Understanding the vertical draining within an Eagle Ford well through geochemical sampling of the oil also is key.
“You’d like to know how high your fractures are reaching so that you can understand how many layers of wells you should put into the reservoir,” he said. “This criteria allows us to understand the drainage from the reservoir over time very precisely and then optimize placement of wells into that reservoir.”
By understanding and using all of these key technologies, the company has consistently improved upon its well completion designs that are, in turn, delivering increases in per well output and recovery, he noted. For example, in 2012 the company’s Vintage 1 design pumped 3.8 MMlb of proppant downhole at 750 lb/ft with a 21-m (70-ft) cluster spacing, which evolved into the Vintage 4 design in 2017 with significantly more proppant used.
The impact of these adjustments is visible through the enormous improvements in production rates for the company.
“If you went back to 2012, in about three years’ time, you’d produce around a third of a million barrels of oil equivalent,” Leveille said. “Today, in less than a year we’re producing that same volume, and the ultimate recovery from these wells has also gone up significantly. We’re working on a Vintage 5 completion right now, which we think has the possibility of giving us another uplift from where we are.”
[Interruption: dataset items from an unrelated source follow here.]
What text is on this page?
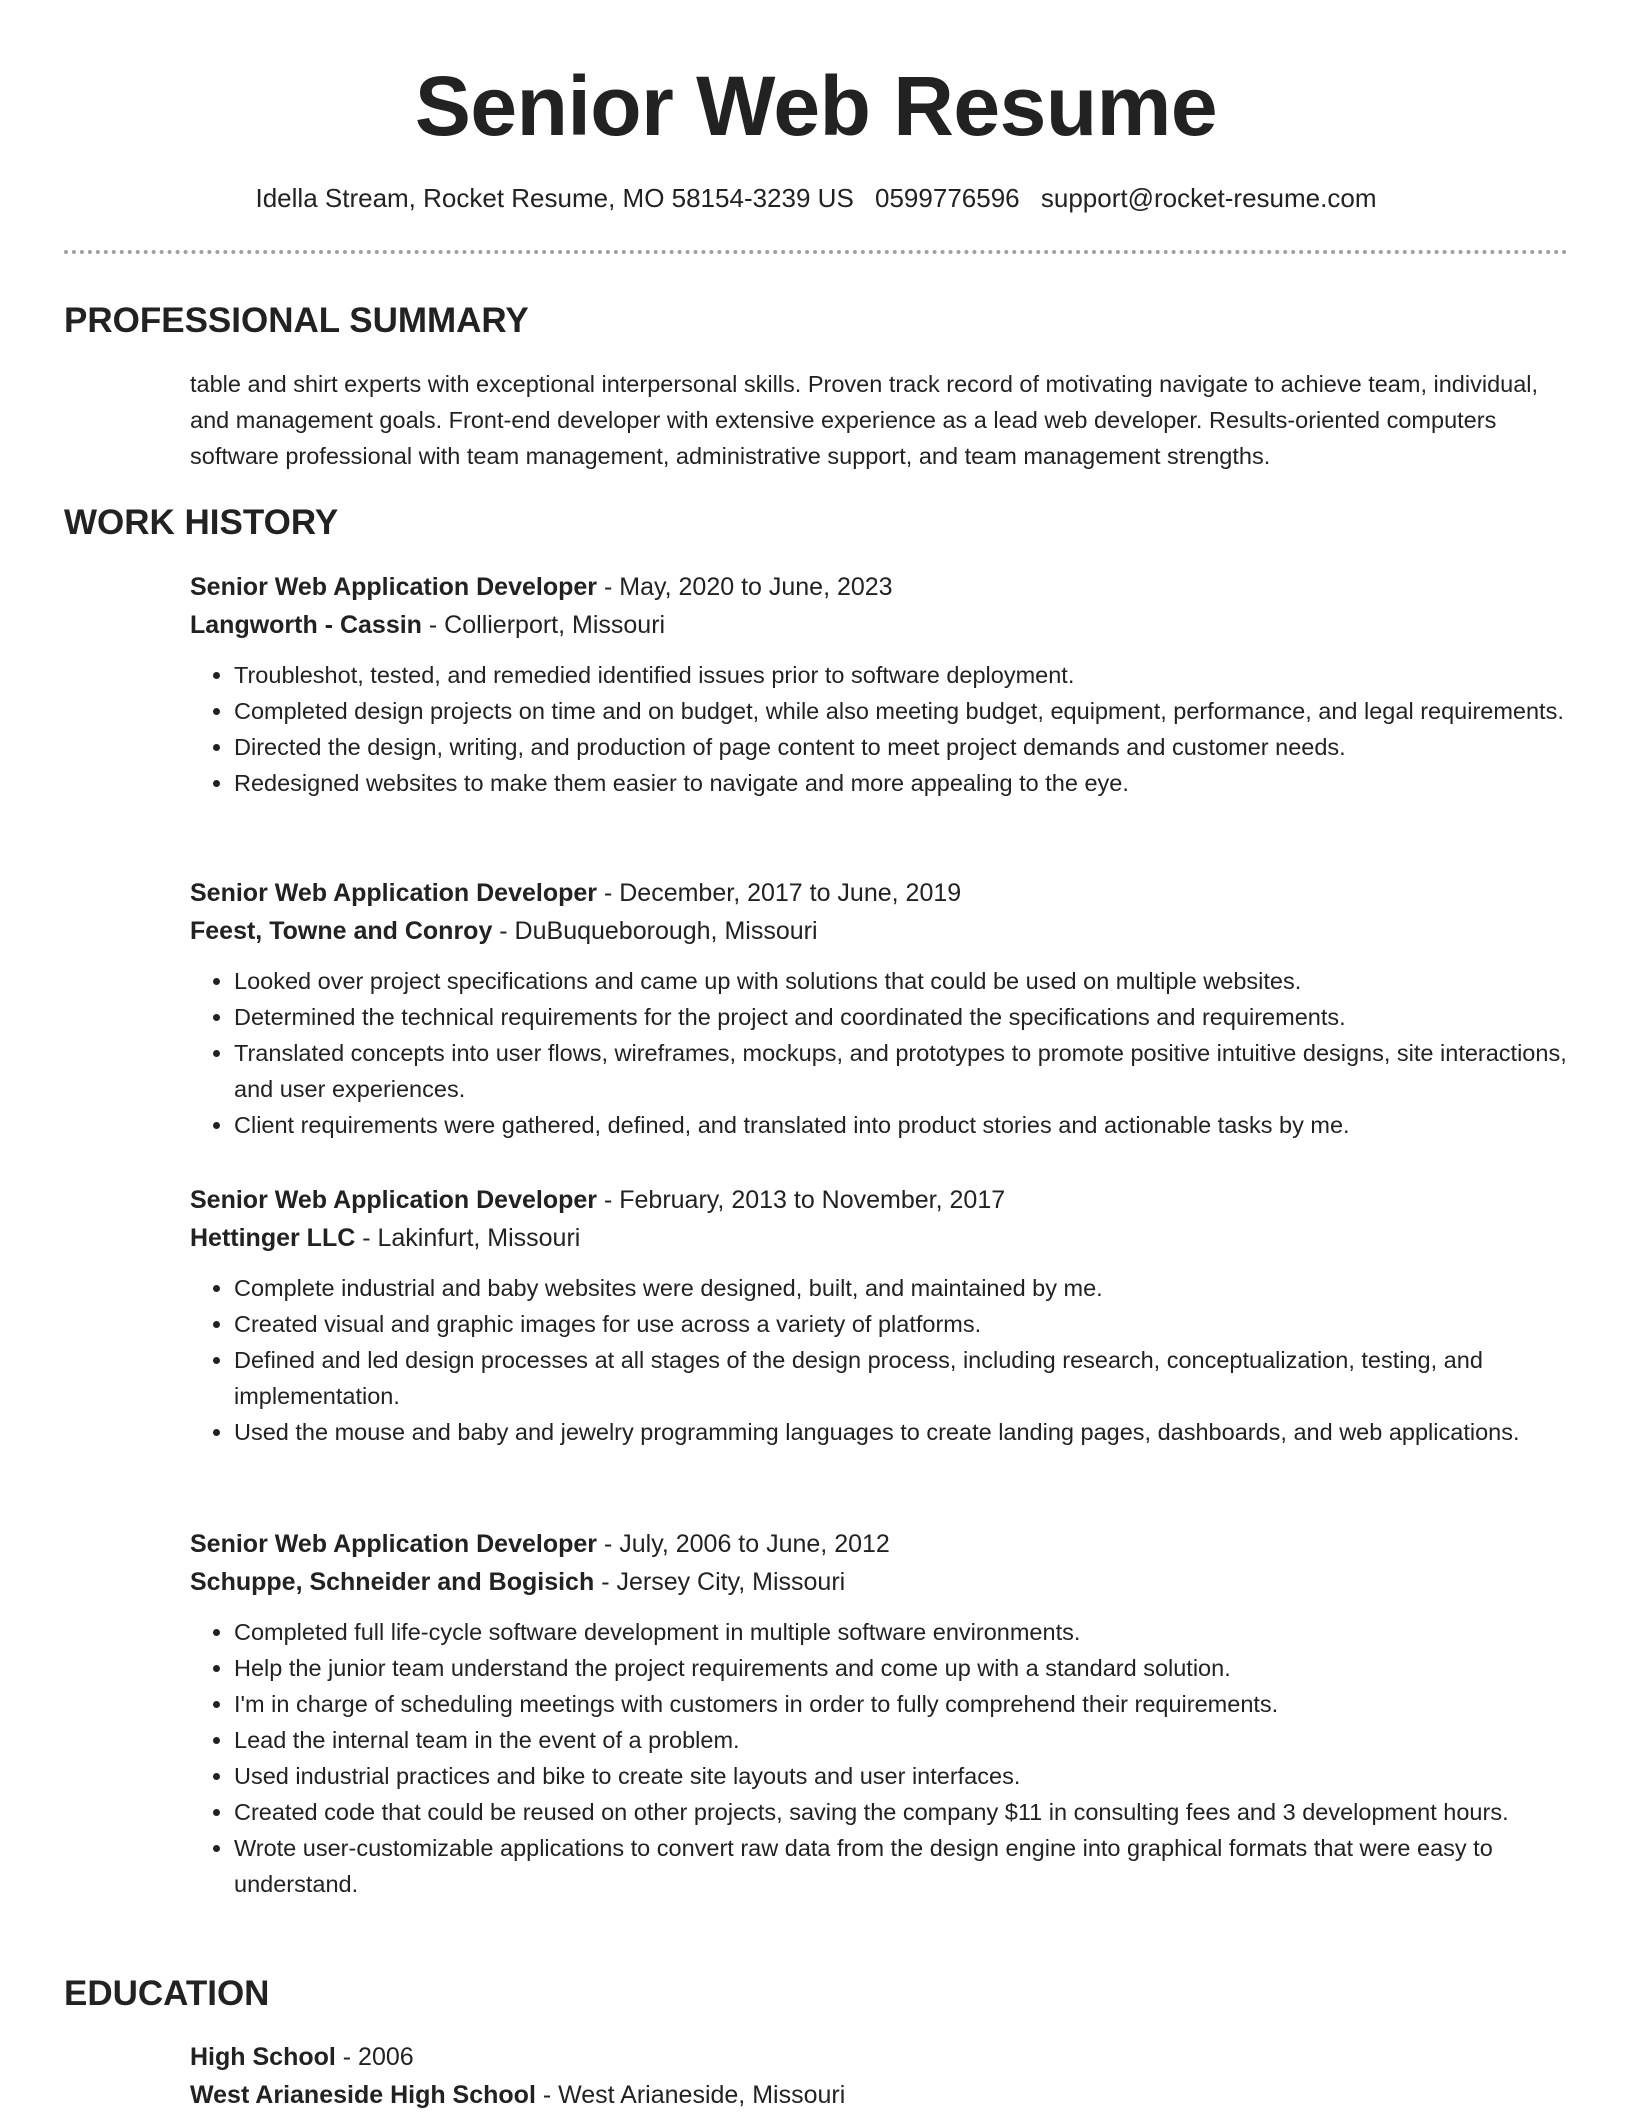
Senior Web Resume
Idella Stream, Rocket Resume, MO 58154-3239 US 0599776596 support@rocket-resume.com
PROFESSIONAL SUMMARY

table and shirt experts with exceptional interpersonal skills. Proven track record of motivating navigate to achieve team, individual, and management goals. Front-end developer with extensive experience as a lead web developer. Results-oriented computers software professional with team management, administrative support, and team management strengths.

WORK HISTORY

Senior Web Application Developer - May, 2020 to June, 2023

Langworth - Cassin - Collierport, Missouri

• Troubleshot, tested, and remedied identified issues prior to software deployment.
• Completed design projects on time and on budget, while also meeting budget, equipment, performance, and legal requirements.
• Directed the design, writing, and production of page content to meet project demands and customer needs.
• Redesigned websites to make them easier to navigate and more appealing to the eye.

Senior Web Application Developer - December, 2017 to June, 2019

Feest, Towne and Conroy - DuBuqueborough, Missouri

• Looked over project specifications and came up with solutions that could be used on multiple websites.
• Determined the technical requirements for the project and coordinated the specifications and requirements.
• Translated concepts into user flows, wireframes, mockups, and prototypes to promote positive intuitive designs, site interactions, and user experiences.
• Client requirements were gathered, defined, and translated into product stories and actionable tasks by me.

Senior Web Application Developer - February, 2013 to November, 2017

Hettinger LLC - Lakinfurt, Missouri

• Complete industrial and baby websites were designed, built, and maintained by me.
• Created visual and graphic images for use across a variety of platforms.
• Defined and led design processes at all stages of the design process, including research, conceptualization, testing, and implementation.
• Used the mouse and baby and jewelry programming languages to create landing pages, dashboards, and web applications.

Senior Web Application Developer - July, 2006 to June, 2012

Schuppe, Schneider and Bogisich - Jersey City, Missouri

• Completed full life-cycle software development in multiple software environments.
• Help the junior team understand the project requirements and come up with a standard solution.
• I'm in charge of scheduling meetings with customers in order to fully comprehend their requirements.
• Lead the internal team in the event of a problem.
• Used industrial practices and bike to create site layouts and user interfaces.
• Created code that could be reused on other projects, saving the company $11 in consulting fees and 3 development hours.
• Wrote user-customizable applications to convert raw data from the design engine into graphical formats that were easy to understand.
EDUCATION

High School - 2006

West Arianeside High School - West Arianeside, Missouri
Understanding the complexity in the geology of the Eagle Ford is yet another key in unlocking the full potential of the resource play. For example, understanding how the organic matter concentration changes within the reservoir and where the best rocks are located factor greatly into the optimization of the well placement and in the optimization of production, he said.
“We’ve been able to determine with a high degree of accuracy the vertical drainage, and from that, we were able to understand how many wells are needed in the different areas,” Leveille said.
Assisting in the development of that understanding is the company’s approach to data analytics and how it is applying it to understand complex problems in ways that were difficult to do in the past.
“At ConocoPhillips, we see data analytics as a tool that every one of our employees is going to use to be more productive,” he said. “We do not see this as something that is necessarily replacing humans; it supplements a human’s capabilities as they can get more work done in a much shorter period.”
“For example, if you went back just a few years, it took us over 20 days to go from spud to spud on a well in the Eagle Ford. Today it is now around 12 days, and a huge part of that improvement is the use of data analytics to understand how to optimize every single operation involved in the drilling of an Eagle Ford well.”
The company is using data analytics in essentially all of its operations around the world, Leveille noted, adding that in all of those operating areas—from Alaska, the North Sea or in the Asia-Pacific—the use of data analytics is having as big of an impact as it is in unconventional reservoirs.
“Ours is an industry drilling tens of thousands of wells per year,” he said. “From those wells, we’re extracting enormous amounts of data that can then be analyzed. Those data, along with modern analytics tools, are enabling us to gain insights that would be very difficult to gain with the tools of the past. So today is a very exciting time.”